Par jugement réputé contradictoire du 10 avril 2019 sur assignation délivrée le 15 mars 2019, le tribunal de commerce d’Agen a condamné [R] [L] au principal, à payer 9 639,09 euros avec intérêts conventionnels majorés de 3 points, soit 6,95 % à compter du 24 janvier 2019 au titre du prêt et 5 124,09 euros avec intérêts légaux à compter du 1er avril 2014 au titre du solde débiteur du compte courant, décision non avenue car jamais signifiée.
Suivant acte d’huissier délivré le 30 octobre 2020, la Caisse d’Epargne et de prévoyance Aquitaine Poitou Charentes a fait assigner [R] [L] sur le fondement de ses différents concours, à payer au principal :
* 9 639,09 euros outre intérêts postérieurs de retard au taux conventionnel majoré de trois points soit 6,95 % l’an à compter du 24 janvier 2019 au titre du prêt n° 8745726,
* 5 124,09 euros outre intérêts postérieurs au taux légal à compter du 1er avril 2014 au titre du solde débiteur du compte courant n° [XXXXXXXXXX02].

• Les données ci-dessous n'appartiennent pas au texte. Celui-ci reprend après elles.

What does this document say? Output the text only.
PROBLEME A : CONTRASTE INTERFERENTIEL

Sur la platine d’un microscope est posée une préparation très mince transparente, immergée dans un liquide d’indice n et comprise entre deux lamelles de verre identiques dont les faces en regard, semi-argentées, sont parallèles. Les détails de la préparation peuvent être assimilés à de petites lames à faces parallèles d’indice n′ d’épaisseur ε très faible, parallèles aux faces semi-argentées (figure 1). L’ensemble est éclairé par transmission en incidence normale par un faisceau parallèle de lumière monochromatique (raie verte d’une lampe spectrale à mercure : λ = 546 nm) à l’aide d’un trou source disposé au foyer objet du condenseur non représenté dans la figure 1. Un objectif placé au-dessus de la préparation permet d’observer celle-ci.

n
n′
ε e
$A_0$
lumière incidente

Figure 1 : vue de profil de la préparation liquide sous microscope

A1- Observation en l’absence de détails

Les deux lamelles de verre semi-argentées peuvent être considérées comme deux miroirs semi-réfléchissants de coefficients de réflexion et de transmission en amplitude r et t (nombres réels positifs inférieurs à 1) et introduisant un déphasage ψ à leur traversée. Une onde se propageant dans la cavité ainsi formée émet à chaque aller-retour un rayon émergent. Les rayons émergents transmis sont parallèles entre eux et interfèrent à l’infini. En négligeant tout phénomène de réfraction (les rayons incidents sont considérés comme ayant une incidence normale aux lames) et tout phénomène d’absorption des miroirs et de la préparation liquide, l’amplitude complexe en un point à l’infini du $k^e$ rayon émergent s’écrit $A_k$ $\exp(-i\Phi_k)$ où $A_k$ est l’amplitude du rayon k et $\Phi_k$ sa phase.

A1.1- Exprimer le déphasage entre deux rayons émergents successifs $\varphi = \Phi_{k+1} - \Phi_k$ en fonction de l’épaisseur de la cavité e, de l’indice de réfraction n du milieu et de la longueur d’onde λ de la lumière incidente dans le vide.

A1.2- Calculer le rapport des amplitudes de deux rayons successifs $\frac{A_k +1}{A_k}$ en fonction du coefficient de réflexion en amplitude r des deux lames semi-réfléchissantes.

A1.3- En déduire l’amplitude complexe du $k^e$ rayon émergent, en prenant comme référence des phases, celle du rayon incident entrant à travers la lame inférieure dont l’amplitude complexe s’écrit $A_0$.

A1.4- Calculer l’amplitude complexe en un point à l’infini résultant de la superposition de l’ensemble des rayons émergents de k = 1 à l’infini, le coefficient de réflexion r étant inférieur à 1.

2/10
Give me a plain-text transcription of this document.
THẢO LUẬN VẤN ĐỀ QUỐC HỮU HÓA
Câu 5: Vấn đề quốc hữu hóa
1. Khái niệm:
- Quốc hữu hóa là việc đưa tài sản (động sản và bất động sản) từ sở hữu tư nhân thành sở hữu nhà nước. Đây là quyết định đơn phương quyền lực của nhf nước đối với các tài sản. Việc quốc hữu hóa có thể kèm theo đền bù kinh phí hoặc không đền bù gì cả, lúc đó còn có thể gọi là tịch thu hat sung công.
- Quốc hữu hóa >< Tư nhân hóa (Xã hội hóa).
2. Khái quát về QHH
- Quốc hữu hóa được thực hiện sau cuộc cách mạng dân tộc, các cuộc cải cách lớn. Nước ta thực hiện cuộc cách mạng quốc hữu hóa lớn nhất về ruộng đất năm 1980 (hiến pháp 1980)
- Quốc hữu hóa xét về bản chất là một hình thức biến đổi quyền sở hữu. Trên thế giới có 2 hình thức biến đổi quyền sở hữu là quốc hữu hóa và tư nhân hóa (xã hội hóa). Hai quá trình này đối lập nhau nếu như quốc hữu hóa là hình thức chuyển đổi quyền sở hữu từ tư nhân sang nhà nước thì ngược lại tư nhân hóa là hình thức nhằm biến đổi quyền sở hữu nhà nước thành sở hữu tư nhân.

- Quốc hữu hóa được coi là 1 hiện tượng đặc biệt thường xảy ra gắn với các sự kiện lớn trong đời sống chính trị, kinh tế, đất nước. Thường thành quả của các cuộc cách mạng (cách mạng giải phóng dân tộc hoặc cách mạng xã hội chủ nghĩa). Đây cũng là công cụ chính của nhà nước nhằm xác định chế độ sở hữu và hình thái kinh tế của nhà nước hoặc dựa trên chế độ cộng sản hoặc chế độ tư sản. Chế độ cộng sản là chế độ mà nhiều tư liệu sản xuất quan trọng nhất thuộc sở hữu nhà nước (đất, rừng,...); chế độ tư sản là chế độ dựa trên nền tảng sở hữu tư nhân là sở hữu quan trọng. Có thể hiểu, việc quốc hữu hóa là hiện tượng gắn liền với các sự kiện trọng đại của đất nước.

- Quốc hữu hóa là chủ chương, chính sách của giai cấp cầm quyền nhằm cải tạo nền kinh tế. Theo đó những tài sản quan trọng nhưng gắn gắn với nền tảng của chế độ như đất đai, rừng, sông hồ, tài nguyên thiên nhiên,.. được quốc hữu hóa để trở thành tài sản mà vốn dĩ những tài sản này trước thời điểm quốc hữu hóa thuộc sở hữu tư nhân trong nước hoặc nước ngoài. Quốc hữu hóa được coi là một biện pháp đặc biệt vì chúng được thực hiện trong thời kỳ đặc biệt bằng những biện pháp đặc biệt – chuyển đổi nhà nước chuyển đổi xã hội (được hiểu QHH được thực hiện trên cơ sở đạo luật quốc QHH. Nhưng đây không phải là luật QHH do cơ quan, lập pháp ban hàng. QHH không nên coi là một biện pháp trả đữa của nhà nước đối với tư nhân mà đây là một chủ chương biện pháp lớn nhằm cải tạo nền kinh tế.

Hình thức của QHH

Par jugement réputé contradictoire du 24 mars 2021, le tribunal a :
– condamné [L] [R] à payer à la Caisse d’Epargne et de Prévoyance Aquitaine Poitou Charentes la somme principale de 9 639,09 euros avec les intérêts conventionnels majorés de trois points soit 6,95 % l’an à compter du 24 janvier 2019 jusqu’à parfait paiement au titre du prêt n° 8745726,
– condamné [L] [R] à payer à la Caisse d’Epargne et de Prévoyance Aquitaine Poitou Charentes la somme principale de 5 124,09 euros avec les intérêts légaux à compter du 1er avril 2014 jusqu’à parfait paiement au titre du solde débiteur du compte courant n° [XXXXXXXXXX02],
– condamné la partie défenderesse à payer 800 euros sur le fondement de l’article 700 du code de procédure civile,
– condamnée cette partie aux entiers dépens,
– liquidé les dépens dont frais de greffe pour le présent jugement à la somme de 63,36 euros.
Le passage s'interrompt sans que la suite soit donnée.